The predicted arrival of cooler weather by the first of the week might have some folks turning on their heat for the first time this season. And that could spark a fire if people aren’t careful, firefighters said.
“During the first cold snap, people will have things too close to their electric wall heaters,” Bristol, Va., Fire Chief J.C. Bolling said. “It may just be turned down, not turned off” and might kick on when temperatures drop.
The problem with that, he said, is the heat from the wall unit might ignite materials stored too close to the heater – furniture, loose clothing or papers.
“You need at least 36 inches of clearance from electric heaters,” he said.
Jack Spurgeon, assistant fire chief and fire marshal for Bristol, Tenn., said people should start checking the area around their wall heaters now to make sure the path is clear.
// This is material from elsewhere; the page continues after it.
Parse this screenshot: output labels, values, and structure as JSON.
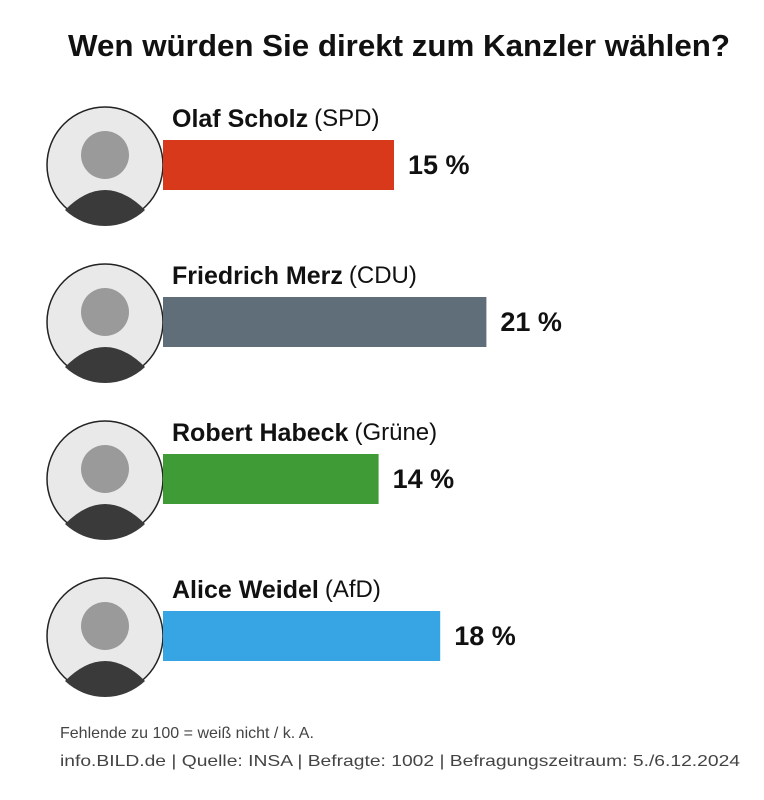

He also said people with portable electric heaters should be sure to turn them off when they go to bed or leave the room that’s being heated.
Bolling said those heaters shouldn’t be plugged into a power strip – they should go directly into the wall – and also heaters should have a UL listing, which is provided by an independent electronics monitoring group.
Spurgeon said people with central heating and air might smell an odor when the heat is first turned on. He said the odor likely comes from the burning off of dust that has settled during the summer months.
“That smell should soon dissipate,” he said. “Don’t be alarmed when you first smell it.”
Spurgeon said chimneys should be inspected by a professional each year.
“Look at the fire box,” he said. “Make sure all the mortar joints look good. Put screens up over the hearth area so there are no sparks.”
In addition, Bolling said, wood burned in fireplaces should be seasoned. Fireplaces are not a place to burn trash, he said.
Both men said smoke detectors are a must in every home, and this time of year is appropriate to check the batteries in detectors.
“A really good detector costs about $10,” Bolling said. “That’s a $10 life insurance policy with a $2 premium two times a year when you change the batteries. And it will save your life.”
He said homes need a detector in each sleeping area and on each floor of the house.
Homes with gas-burning stoves or fireplaces need carbon monoxide detectors as well, he said.
Read the full article here:
"Jack Spurgeon, assistant fire chief and fire marshal for Bristol, Tenn., said people should start checking the area around their wall heaters now to make sure the path is clear. He also said people with portable electric heaters should be sure to turn ..."
Safety in the home is a top priority for home owners and while these simple checks do not take you too much timeo, it is really a matter of good practice to remember to do them all the time. There have been too many cases of home fires, electric heating appliances' explosions due to ignorance of these safety measures.